LCA-Vision (LCAV) and TLC Vision (TLCV) compete in an otherwise highly fragmented laser vision correction industry. Because the surgery is elective, expensive, and not generally covered by insurance companies, demand for the surgery is cyclical. As a result, this is a tough time for these companies, and the market has punished the stocks. But this is a relatively new industry...is it too new an industry for us to confidently assess the earnings power of these companies?
After all, value investors prefer to buy businesses that have proven themselves over the course of many businesses cycles. In such cases, one can more accurately predict a company's earnings power. If one can accurately predict the earnings power, one can be confident that after applying a margin of safety, one is getting a good deal.

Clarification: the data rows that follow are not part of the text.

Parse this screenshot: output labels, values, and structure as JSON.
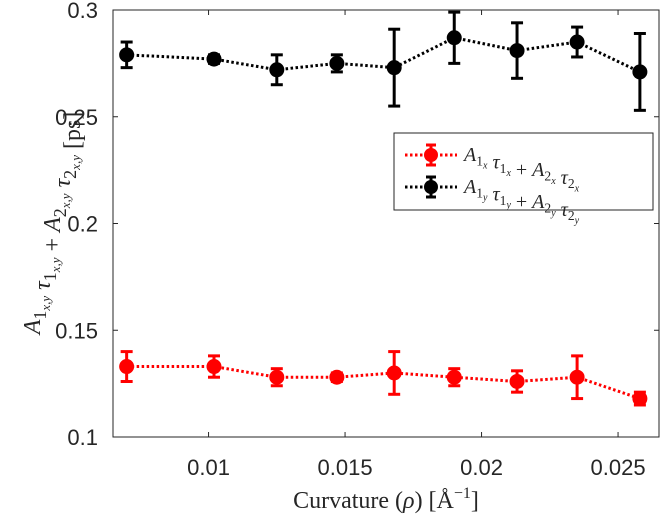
{
  "chart_data": {
    "type": "line",
    "title": "",
    "xlabel": "Curvature (ρ) [Å⁻¹]",
    "ylabel": "A₁ₓ,ᵧ τ₁ₓ,ᵧ + A₂ₓ,ᵧ τ₂ₓ,ᵧ [ps]",
    "xlim": [
      0.0065,
      0.0265
    ],
    "ylim": [
      0.1,
      0.3
    ],
    "xticks": [
      0.01,
      0.015,
      0.02,
      0.025
    ],
    "xtick_labels": [
      "0.01",
      "0.015",
      "0.02",
      "0.025"
    ],
    "yticks": [
      0.1,
      0.15,
      0.2,
      0.25,
      0.3
    ],
    "ytick_labels": [
      "0.1",
      "0.15",
      "0.2",
      "0.25",
      "0.3"
    ],
    "grid": false,
    "legend_position": "top-right",
    "x": [
      0.007,
      0.0102,
      0.0125,
      0.0147,
      0.0168,
      0.019,
      0.0213,
      0.0235,
      0.0258
    ],
    "series": [
      {
        "name": "A1x τ1x + A2x τ2x",
        "legend_main": [
          "A",
          "τ",
          "+",
          "A",
          "τ"
        ],
        "legend_sub1": [
          "1",
          "1",
          "2",
          "2"
        ],
        "legend_sub2": [
          "x",
          "x",
          "x",
          "x"
        ],
        "color": "#ff0000",
        "values": [
          0.133,
          0.133,
          0.128,
          0.128,
          0.13,
          0.128,
          0.126,
          0.128,
          0.118
        ],
        "errors": [
          0.007,
          0.005,
          0.004,
          0.002,
          0.01,
          0.004,
          0.005,
          0.01,
          0.003
        ]
      },
      {
        "name": "A1y τ1y + A2y τ2y",
        "legend_main": [
          "A",
          "τ",
          "+",
          "A",
          "τ"
        ],
        "legend_sub1": [
          "1",
          "1",
          "2",
          "2"
        ],
        "legend_sub2": [
          "y",
          "y",
          "y",
          "y"
        ],
        "color": "#000000",
        "values": [
          0.279,
          0.277,
          0.272,
          0.275,
          0.273,
          0.287,
          0.281,
          0.285,
          0.271
        ],
        "errors": [
          0.006,
          0.002,
          0.007,
          0.004,
          0.018,
          0.012,
          0.013,
          0.007,
          0.018
        ]
      }
    ]
  }
}
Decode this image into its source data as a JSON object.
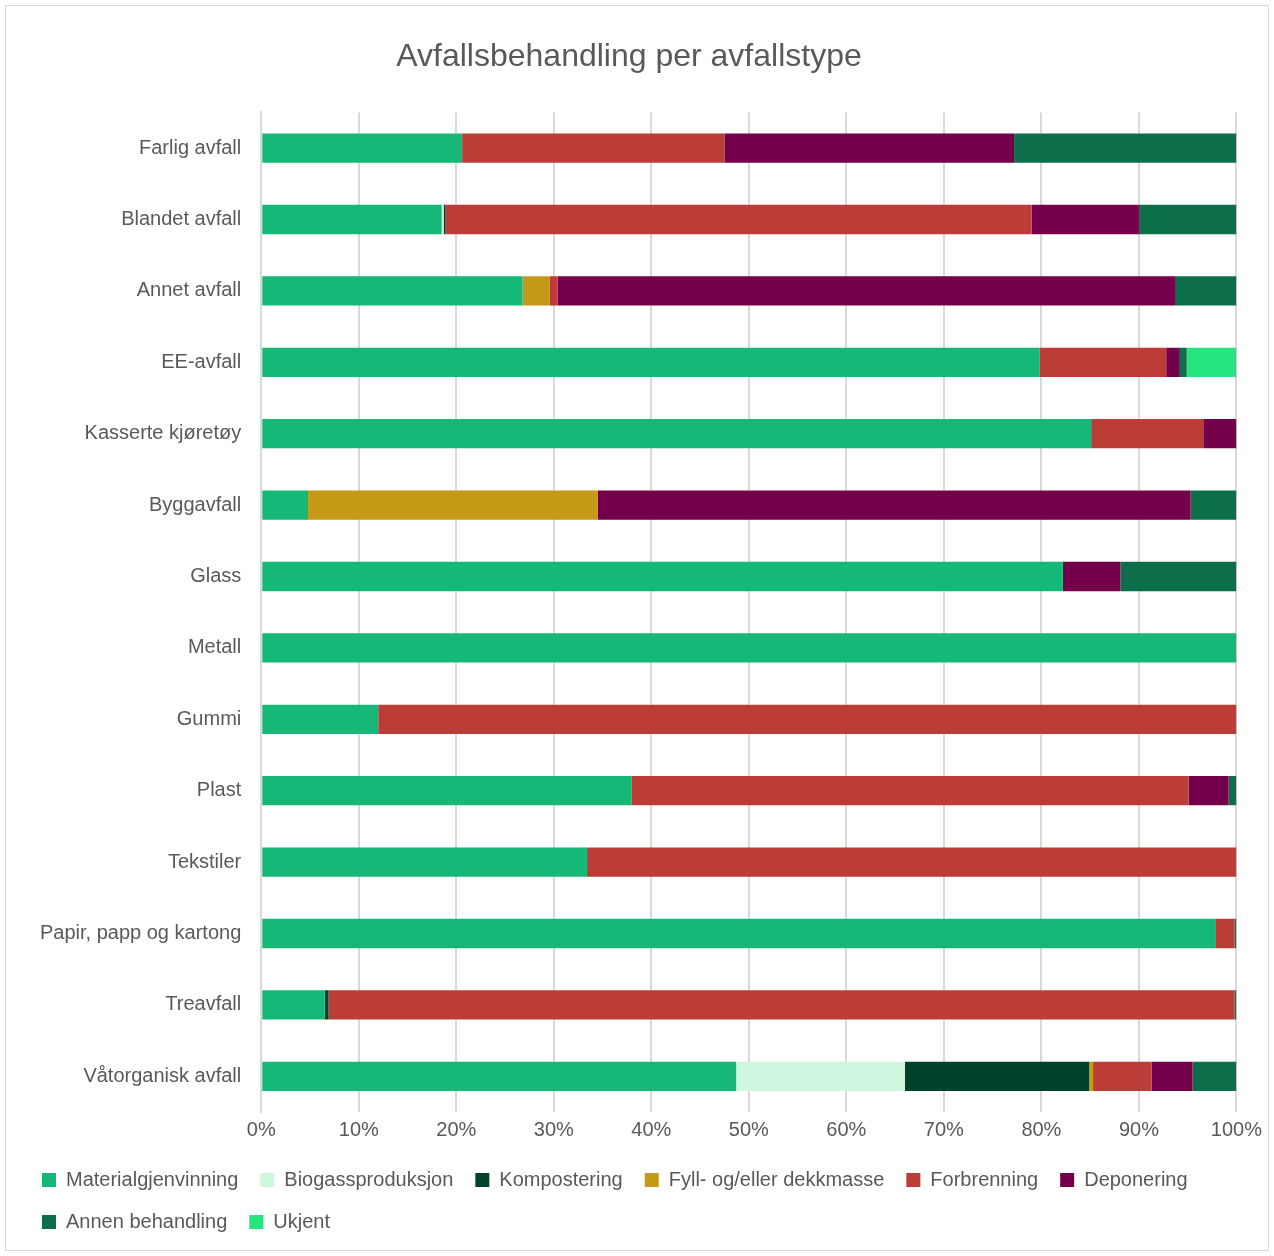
{
  "chart_data": {
    "type": "bar",
    "orientation": "horizontal",
    "stacked": true,
    "title": "Avfallsbehandling per avfallstype",
    "categories": [
      "Farlig avfall",
      "Blandet avfall",
      "Annet avfall",
      "EE-avfall",
      "Kasserte kjøretøy",
      "Byggavfall",
      "Glass",
      "Metall",
      "Gummi",
      "Plast",
      "Tekstiler",
      "Papir, papp og kartong",
      "Treavfall",
      "Våtorganisk avfall"
    ],
    "series": [
      {
        "name": "Materialgjenvinning",
        "color": "#16b877",
        "values": [
          20.6,
          18.5,
          26.8,
          79.8,
          85.1,
          4.8,
          82.2,
          100,
          12.0,
          38.0,
          33.4,
          97.9,
          6.5,
          48.7
        ]
      },
      {
        "name": "Biogassproduksjon",
        "color": "#cff7e0",
        "values": [
          null,
          0.2,
          null,
          null,
          null,
          null,
          null,
          null,
          null,
          null,
          null,
          null,
          null,
          17.3
        ]
      },
      {
        "name": "Kompostering",
        "color": "#00432a",
        "values": [
          null,
          0.2,
          null,
          null,
          null,
          null,
          null,
          null,
          null,
          null,
          null,
          null,
          0.4,
          18.9
        ]
      },
      {
        "name": "Fyll- og/eller dekkmasse",
        "color": "#c59a16",
        "values": [
          null,
          null,
          2.8,
          null,
          null,
          29.7,
          null,
          null,
          null,
          null,
          null,
          null,
          null,
          0.4
        ]
      },
      {
        "name": "Forbrenning",
        "color": "#bc3c38",
        "values": [
          26.9,
          60.1,
          0.8,
          13.0,
          11.5,
          null,
          null,
          null,
          88.0,
          57.1,
          66.6,
          1.9,
          92.9,
          6.0
        ]
      },
      {
        "name": "Deponering",
        "color": "#74004b",
        "values": [
          29.7,
          11.0,
          63.3,
          1.4,
          3.4,
          60.8,
          5.9,
          null,
          null,
          4.1,
          null,
          null,
          null,
          4.2
        ]
      },
      {
        "name": "Annen behandling",
        "color": "#0d6e4a",
        "values": [
          22.8,
          10.0,
          6.3,
          0.7,
          null,
          4.7,
          11.9,
          null,
          null,
          0.8,
          null,
          0.2,
          0.2,
          4.5
        ]
      },
      {
        "name": "Ukjent",
        "color": "#26e57f",
        "values": [
          null,
          null,
          null,
          5.1,
          null,
          null,
          null,
          null,
          null,
          null,
          null,
          null,
          null,
          null
        ]
      }
    ],
    "xlim": [
      0,
      100
    ],
    "xticks": [
      {
        "value": 0,
        "label": "0%"
      },
      {
        "value": 10,
        "label": "10%"
      },
      {
        "value": 20,
        "label": "20%"
      },
      {
        "value": 30,
        "label": "30%"
      },
      {
        "value": 40,
        "label": "40%"
      },
      {
        "value": 50,
        "label": "50%"
      },
      {
        "value": 60,
        "label": "60%"
      },
      {
        "value": 70,
        "label": "70%"
      },
      {
        "value": 80,
        "label": "80%"
      },
      {
        "value": 90,
        "label": "90%"
      },
      {
        "value": 100,
        "label": "100%"
      }
    ],
    "grid": "x",
    "legend": "bottom"
  }
}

For example, if Coca-Cola had been invented 10 years ago, perhaps value investors would be hesitant to buy stock...could it be a fad? might it have long-term health effects? But after many successful years, Coke qualifies for consideration, and value investors look for opportunities to buy it at a discount, as we saw when we looked at a graph of its historical P/E over time.

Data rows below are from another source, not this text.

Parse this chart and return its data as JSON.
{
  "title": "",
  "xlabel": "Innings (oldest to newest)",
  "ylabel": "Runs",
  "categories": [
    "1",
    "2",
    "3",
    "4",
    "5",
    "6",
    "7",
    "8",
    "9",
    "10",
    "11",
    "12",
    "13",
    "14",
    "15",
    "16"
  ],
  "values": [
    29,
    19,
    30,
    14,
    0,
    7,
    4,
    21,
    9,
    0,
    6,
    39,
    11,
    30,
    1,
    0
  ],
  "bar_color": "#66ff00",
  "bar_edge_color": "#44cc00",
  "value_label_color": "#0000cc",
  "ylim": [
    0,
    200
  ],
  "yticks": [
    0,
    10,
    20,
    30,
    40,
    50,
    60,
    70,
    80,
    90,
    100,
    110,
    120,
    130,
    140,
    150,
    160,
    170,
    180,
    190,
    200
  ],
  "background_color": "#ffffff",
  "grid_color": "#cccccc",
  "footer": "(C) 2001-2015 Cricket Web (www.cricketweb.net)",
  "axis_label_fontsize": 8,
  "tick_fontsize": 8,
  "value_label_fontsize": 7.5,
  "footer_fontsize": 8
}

In the same way, we don't know the long-term implications for laser-corrected vision. The market for this surgery is also unknown. The surgeries have been accessible since the 1990s, but only really gained acceptance in the last decade. Here, a look at the total number of annual surgeries may be of assistance:
A few things stand out on this chart. First, we see it's a relatively new industry, with tremendous growth in the late 1990s. Second, we see how cyclical demand is (see the recession of 2002), and how its tied to economic growth. (Note that the 2008 number is an estimate from November 2007; the current 2008 estimate is likely much lower considering the state of the economy.) But we already knew these first two points.
Perhaps the most important thing we can see from this chart is the secular slowdown that appears to be occurring. Despite all the credit excesses, the run-up in housing prices, and higher confidence in this surgical procedure, at no point in the decade was the surgery more demanded than in the year 2000. Furthermore, surgeries actually dropped from 2005 onward, despite a strong economy.
This raises some questions. What is the market going forward? Did all the likely adopters already have the surgery, meaning the sustainable annual rate of surgeries going forward is much lower than the past cycle would indicate? What is the sustainable number of annual surgeries going forward?
These are tough questions to answer, but they do clarify why value investors prefer industries that are tried and tested, as there is far less uncertainty involved.